Wednesday, December 10, 2008

Old Family Recipes


This is one of my mother's great spinster aunt's cookbooks, or rather, collection of recipes. There are pages and pages of hand-written recipes and recipes cut out of old magazines and newspapers which are pasted down. My mom and I have three or four of these books; they are blank paged "year books" given out by insurance companies; this one is the 1939 volume given out by United States Fidelity and Guaranty Company.

It seems that in 1939 the big deal was apple crisp and date bars. There are at least five different recipes for apple crisp in this book and probably three for variations of date-nut bars. I have not been able to bring myself to try any date-nut bars. There are two recipes for pecan pie in the book.

In one of the books my mom has is the treasured Aunt Kate's 24-Hour Fudge recipe. The problem with these recipes in these books is that often only the ingredients were listed. I guess the great-aunts knew enough about being in a kitchen to figure out the rest. I'm not so sure I could pull that off on some of them. The fudge recipe was tricky enough but now that I've made it, it seems simple enough.

If you are brave, you can try it, courtesy of my mom's great-aunt Kate Ernest. It's fabulous.

Put into large bowl:
1 stick butter

1 small pkg. chocolate chips (semi-sweet)

1 tsp. vanilla

1 cup c
hopped pecans or walnuts (optional)

In a heavy boiler:

2 cups sugar
1 small can Pet milk

Cook, stirring constantly over medium heat.
Cook EXACTLY eight minutes AFTER it starts to boil.


THEN,
In a double boiler melt 10 large marshmallows with 1 Tbsp. water. (This doesn't take very long.) Add this to the sugar & milk; stir, then pour into mixing bowl with the butter & chocolate chips. The heat from this will melt the chocolate chips & butter. [It helps if the butter is room temperature when you do this.]

Stir until mixed well then pour into a buttered 8 x 8 pan; let stand for 24 hours in the refrigerator before cutting [I let mine sit outside of the refrigerator for about 30 minutes before I cut it, just to soften it up a little.]

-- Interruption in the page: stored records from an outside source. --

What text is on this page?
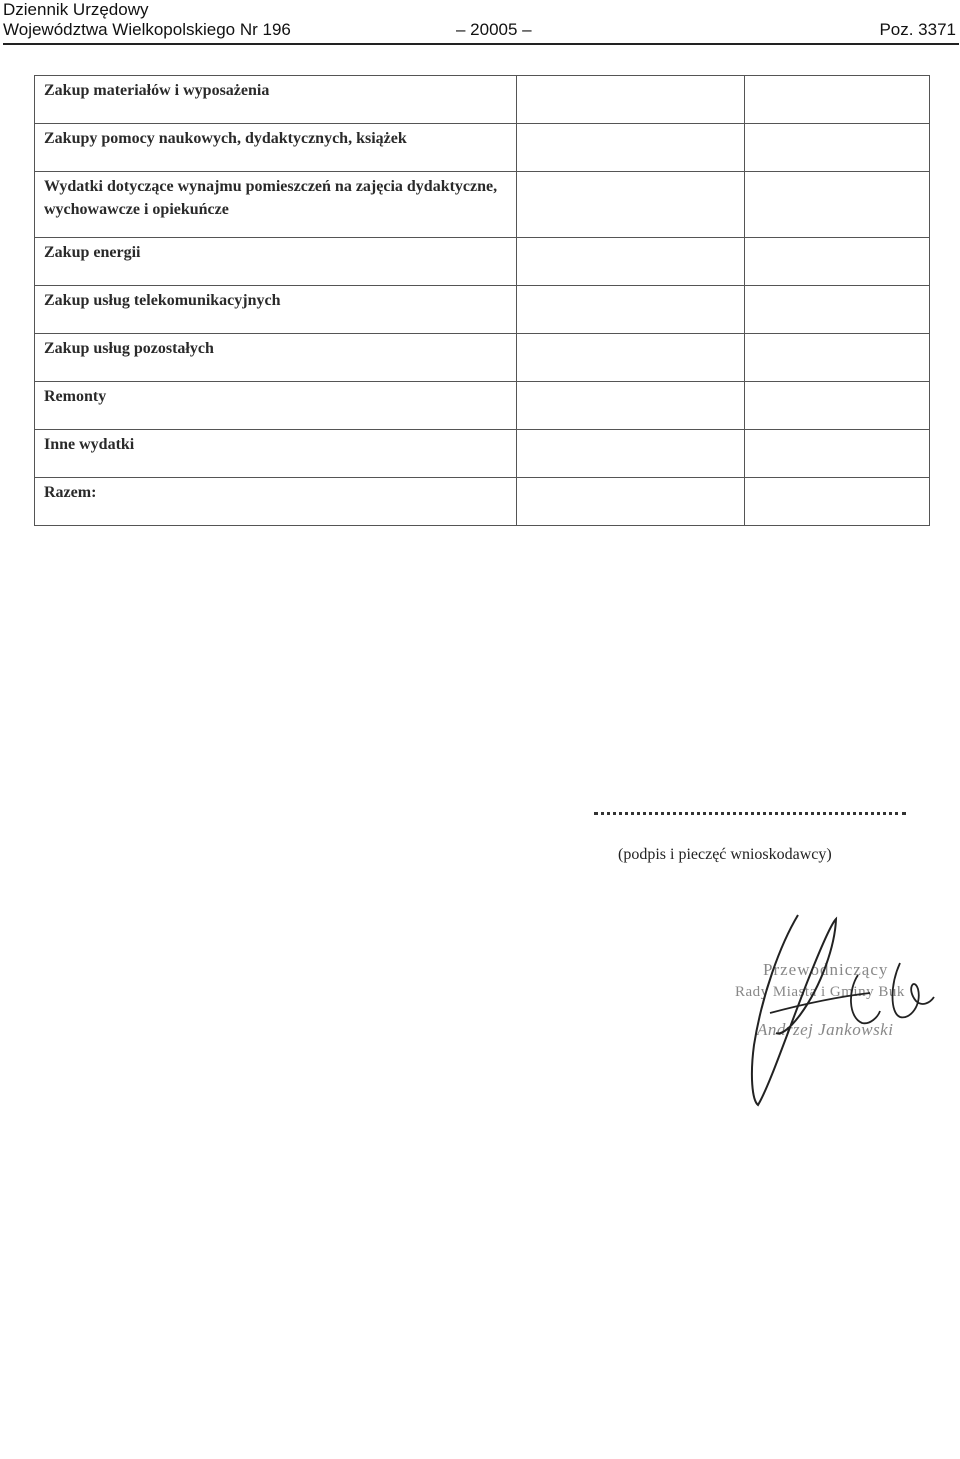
Dziennik Urzędowy
Województwa Wielkopolskiego Nr 196	– 20005 –	Poz. 3371
Zakup materiałów i wyposażenia		
Zakupy pomocy naukowych, dydaktycznych, książek		
Wydatki dotyczące wynajmu pomieszczeń na zajęcia dydaktyczne, wychowawcze i opiekuńcze		
Zakup energii		
Zakup usług telekomunikacyjnych		
Zakup usług pozostałych		
Remonty		
Inne wydatki		
Razem:		
(podpis i pieczęć wnioskodawcy)
Przewodniczący
Rady Miasta i Gminy Buk
Andrzej Jankowski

It's not as complicated as it might sound and it's wonderful. Creamy and rich! Mom says the secret is not to cook it longer than eight minutes once the boiling starts. I lowered the heat a tiny bit to low/medium once it started boiling.

1 comment:

Mary Frances Archer said...

see the southern living where they framed old family written recipes like this? would be a cute idea to do!